Whilst technology is facilitating better business, playing a crucial role in achieving internal CSR compliance for large and small organisations from the shop floor to the warehouse environment, it is deeper within the supply chain where companies are most at risk and yet still not employing enough scrutiny. This is where technology can be most beneficial and play a role as important as any Back Office, Head Office or even in-store EPoS system.

For the majority of companies who do not have the benefit of a CSR department, which enjoys the time to conduct deep levels of research into each supplier, CSR compliance audits are left to supply chain and procurement professionals.

Many suggest simply ask your suppliers what they are doing about corporate responsibility. A laudable suggestion, but consider a retailer with 4,000 suppliers. A CSR audit takes around a day per supplier and once aggregated across a procurement team of 15, that's 266 suppliers each or over 50% of the team's operational time.

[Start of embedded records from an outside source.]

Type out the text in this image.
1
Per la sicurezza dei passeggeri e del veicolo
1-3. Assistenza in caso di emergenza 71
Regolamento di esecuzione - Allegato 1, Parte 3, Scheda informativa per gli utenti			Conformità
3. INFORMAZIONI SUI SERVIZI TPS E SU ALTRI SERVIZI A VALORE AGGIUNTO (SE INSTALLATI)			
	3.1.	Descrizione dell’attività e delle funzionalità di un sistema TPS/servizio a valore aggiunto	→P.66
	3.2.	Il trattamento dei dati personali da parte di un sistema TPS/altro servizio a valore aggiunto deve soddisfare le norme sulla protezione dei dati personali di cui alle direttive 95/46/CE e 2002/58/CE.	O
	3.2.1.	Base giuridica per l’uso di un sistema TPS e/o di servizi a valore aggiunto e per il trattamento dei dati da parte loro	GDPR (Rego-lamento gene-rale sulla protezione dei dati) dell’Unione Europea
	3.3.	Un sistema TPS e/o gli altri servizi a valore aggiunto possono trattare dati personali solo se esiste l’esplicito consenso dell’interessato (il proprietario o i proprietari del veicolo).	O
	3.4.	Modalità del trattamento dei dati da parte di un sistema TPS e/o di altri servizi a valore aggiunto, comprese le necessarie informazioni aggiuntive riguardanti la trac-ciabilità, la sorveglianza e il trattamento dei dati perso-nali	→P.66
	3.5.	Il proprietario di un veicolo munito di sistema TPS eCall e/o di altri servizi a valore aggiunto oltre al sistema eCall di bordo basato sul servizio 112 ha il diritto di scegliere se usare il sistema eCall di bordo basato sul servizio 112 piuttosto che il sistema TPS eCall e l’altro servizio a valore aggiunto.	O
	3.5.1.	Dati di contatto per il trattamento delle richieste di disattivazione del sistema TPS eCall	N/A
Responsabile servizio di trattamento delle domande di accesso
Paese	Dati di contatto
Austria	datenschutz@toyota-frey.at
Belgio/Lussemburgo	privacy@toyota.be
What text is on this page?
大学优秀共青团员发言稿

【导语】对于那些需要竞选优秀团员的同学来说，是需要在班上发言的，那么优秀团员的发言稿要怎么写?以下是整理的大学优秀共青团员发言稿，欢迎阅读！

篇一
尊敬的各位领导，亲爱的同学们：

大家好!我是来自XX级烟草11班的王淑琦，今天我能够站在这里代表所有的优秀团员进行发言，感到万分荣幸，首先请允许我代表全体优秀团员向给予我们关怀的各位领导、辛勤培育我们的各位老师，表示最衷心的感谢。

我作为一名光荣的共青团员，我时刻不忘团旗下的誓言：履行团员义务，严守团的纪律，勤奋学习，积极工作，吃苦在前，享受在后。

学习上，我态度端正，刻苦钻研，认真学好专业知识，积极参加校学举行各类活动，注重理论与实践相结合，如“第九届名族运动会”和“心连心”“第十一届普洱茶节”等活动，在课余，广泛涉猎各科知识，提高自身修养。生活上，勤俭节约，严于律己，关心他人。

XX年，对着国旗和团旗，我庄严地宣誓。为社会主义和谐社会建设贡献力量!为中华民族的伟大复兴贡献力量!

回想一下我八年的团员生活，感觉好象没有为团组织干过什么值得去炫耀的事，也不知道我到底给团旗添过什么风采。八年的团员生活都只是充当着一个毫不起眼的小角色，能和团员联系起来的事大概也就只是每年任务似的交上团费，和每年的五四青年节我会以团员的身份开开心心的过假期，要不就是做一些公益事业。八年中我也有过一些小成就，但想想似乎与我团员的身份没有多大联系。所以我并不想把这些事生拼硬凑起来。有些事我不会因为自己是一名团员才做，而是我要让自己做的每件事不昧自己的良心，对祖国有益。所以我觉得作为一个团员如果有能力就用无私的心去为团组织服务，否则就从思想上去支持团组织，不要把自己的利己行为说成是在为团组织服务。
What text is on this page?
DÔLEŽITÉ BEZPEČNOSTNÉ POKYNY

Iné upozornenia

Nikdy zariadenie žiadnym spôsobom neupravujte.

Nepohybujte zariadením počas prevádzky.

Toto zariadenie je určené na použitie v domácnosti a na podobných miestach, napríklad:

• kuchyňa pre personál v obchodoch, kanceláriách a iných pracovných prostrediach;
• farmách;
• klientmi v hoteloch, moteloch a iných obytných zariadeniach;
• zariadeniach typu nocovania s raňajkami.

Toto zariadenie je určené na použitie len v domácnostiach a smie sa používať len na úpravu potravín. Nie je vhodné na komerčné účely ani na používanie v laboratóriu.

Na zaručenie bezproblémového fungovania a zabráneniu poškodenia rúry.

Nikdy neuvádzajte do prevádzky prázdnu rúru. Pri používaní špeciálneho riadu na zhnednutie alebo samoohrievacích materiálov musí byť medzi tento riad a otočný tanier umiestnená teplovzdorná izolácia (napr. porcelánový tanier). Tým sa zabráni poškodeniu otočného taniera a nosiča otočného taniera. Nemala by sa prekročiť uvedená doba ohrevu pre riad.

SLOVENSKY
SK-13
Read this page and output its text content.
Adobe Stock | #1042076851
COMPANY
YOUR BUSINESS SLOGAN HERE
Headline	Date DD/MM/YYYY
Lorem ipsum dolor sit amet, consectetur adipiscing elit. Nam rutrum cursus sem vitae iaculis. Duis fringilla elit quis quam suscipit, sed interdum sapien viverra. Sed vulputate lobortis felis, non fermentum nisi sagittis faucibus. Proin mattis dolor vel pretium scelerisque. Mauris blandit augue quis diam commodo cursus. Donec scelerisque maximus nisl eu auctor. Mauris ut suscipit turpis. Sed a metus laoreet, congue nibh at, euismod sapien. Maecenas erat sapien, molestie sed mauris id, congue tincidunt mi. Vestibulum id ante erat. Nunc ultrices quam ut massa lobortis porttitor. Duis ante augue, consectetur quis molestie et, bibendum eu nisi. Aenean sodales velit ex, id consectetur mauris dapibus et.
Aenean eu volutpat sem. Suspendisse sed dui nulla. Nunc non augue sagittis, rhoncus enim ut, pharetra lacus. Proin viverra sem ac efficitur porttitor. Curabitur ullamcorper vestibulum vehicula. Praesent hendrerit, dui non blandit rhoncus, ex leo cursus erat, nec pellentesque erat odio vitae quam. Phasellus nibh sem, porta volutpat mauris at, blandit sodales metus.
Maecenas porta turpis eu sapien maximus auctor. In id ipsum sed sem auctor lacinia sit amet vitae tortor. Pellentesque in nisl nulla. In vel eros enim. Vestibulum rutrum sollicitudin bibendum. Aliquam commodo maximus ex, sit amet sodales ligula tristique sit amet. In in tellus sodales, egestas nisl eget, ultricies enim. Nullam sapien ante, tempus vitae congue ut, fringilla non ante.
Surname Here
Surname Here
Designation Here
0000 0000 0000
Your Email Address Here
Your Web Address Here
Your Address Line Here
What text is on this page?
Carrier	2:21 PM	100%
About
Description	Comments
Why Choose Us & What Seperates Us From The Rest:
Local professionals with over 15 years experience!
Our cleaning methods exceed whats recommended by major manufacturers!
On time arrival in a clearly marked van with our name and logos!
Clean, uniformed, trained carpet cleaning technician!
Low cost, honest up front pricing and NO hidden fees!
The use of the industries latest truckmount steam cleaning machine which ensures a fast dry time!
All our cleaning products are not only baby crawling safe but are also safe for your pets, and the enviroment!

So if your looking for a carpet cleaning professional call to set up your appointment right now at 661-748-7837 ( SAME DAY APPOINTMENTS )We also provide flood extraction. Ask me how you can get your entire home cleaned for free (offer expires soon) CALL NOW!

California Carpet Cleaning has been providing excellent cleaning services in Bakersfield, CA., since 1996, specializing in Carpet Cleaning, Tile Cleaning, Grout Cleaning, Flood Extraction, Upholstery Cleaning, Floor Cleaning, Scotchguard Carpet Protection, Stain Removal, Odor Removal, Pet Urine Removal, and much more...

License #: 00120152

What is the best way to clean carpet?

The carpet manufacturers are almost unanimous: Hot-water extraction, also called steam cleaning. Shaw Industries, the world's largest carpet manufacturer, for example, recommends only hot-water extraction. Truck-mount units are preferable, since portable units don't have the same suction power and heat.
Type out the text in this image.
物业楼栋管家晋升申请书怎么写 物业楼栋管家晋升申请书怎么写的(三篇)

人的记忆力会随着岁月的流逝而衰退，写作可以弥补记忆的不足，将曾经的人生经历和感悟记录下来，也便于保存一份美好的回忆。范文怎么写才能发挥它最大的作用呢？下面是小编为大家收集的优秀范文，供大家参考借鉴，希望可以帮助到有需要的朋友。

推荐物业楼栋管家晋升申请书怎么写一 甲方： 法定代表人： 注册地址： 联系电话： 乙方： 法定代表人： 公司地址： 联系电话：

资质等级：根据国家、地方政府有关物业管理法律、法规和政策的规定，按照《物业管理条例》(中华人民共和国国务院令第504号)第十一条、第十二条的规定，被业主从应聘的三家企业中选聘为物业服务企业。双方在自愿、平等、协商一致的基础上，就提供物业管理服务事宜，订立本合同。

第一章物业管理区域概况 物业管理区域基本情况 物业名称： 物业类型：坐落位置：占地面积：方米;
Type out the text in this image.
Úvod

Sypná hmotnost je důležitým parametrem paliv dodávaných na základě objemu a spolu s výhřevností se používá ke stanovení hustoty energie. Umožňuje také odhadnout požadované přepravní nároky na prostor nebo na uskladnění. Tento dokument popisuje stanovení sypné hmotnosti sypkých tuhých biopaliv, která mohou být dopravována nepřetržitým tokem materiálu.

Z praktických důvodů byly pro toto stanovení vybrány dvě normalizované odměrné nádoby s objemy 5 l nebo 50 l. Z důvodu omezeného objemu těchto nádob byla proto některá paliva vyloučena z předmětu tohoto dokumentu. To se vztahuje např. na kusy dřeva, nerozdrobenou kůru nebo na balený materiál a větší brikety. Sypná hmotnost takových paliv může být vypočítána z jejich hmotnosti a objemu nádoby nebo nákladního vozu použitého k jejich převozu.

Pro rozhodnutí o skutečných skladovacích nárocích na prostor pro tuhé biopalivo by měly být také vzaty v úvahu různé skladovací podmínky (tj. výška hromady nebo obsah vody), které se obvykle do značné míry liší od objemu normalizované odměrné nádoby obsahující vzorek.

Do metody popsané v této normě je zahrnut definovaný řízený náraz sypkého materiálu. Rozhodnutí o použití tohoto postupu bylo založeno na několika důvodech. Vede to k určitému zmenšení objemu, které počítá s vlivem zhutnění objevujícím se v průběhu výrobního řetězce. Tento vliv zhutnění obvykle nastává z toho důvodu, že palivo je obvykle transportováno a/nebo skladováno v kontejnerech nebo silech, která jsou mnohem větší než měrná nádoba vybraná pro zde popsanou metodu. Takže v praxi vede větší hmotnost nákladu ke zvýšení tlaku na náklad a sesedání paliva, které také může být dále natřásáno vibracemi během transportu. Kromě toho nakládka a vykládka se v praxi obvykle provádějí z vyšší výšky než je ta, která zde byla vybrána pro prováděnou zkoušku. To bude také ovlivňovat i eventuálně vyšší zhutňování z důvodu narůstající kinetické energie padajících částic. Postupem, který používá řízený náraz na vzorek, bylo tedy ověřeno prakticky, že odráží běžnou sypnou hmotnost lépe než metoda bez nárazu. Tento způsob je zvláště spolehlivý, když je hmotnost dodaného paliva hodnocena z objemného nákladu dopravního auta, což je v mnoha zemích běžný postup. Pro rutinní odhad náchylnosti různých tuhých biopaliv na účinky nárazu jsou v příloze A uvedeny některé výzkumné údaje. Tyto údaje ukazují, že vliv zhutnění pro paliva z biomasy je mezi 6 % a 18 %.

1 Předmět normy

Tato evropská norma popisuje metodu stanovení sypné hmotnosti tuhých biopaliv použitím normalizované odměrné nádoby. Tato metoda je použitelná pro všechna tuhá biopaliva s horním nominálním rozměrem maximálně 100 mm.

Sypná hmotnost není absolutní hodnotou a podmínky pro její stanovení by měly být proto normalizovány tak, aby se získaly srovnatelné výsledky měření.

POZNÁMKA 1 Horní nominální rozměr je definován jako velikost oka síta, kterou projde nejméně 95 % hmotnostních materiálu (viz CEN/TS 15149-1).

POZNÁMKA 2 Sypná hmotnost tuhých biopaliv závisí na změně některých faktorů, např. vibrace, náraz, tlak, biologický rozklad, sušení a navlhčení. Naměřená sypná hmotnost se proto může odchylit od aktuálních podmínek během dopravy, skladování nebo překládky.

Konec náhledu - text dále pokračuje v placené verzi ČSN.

The task is barely manageable and these are procurement professionals we're talking about, not CSR pro's! The team's ability to effectively undertake deep levels of structured analysis required to unearth non-compliance is stretched. Areas of risk are being missed daily.

Merchandise suppliers can have issues where they manufacture overseas and there have been well known cases in the past of those that have employed children. Not long ago, one major multiple retailer nearly employed a cleaning company to service a multi-million pound contract, which was found to be funded by an ill defined source. Another organisation was alerted that one of their suppliers was defrauding them of large sums leaving them open to charges of poor management and being asleep at the wheel. With the inevitable reputational risk, it wasnt an option for them to get into the courts.

Furthermore, its often not the first-tier suppliers who create CSR problems but second and third-tier suppliers and so on down the supply chain.

The reality is that for most, fighting for survival with limited resources, ever tighter margins and shortening budgets in an extremely competitive economic  environment, puts supplier CSR scrutiny down as an unattainable luxury. Yet  it could seriously compromise the business.

It seems to me that the answer lies, as is often the case when looking for
effective solutions in business, in not re-inventing the wheel. Isn't this all about business, procurement and supply chain professionals more effectively managing supplier relationships in a structured manner? This is where technology's powerful capability to store, manage and interrogate vast swathes of information, like business intelligence or forecasting & scheduling solutions, can be applied to return efficiencies and minimise CSR risk.

Methods of accessing supplier information is increasingly more sophisticated, to take account not just of financial status, reliability, quality standards and so on, but also conformity to minimum standards on health and safety, people development, pay and conditions, environmental good practice on topics like
recycling and all the other factors that go towards making up a good CSR policy.

Web based technology is now playing an innovative role here, offering structured tools that provide deep levels of insight into existing and prospective suppliers, mainly because of its ability to deal with huge amounts of information, making point and click analysis of suppliers very quick and easy.

Taking advantage of the technological solutions available for analysing the individual characteristics of thousands of suppliers in order to be able to check CSR credentials is an option now open to organisations of all shapes and sizes.

Deciding to explore these possibilities is surely one of the first steps an organisation should be taking in the long march towards a more equitable world. Early adopters of this technology will be winners, but there will sadly be late adopters and early losers.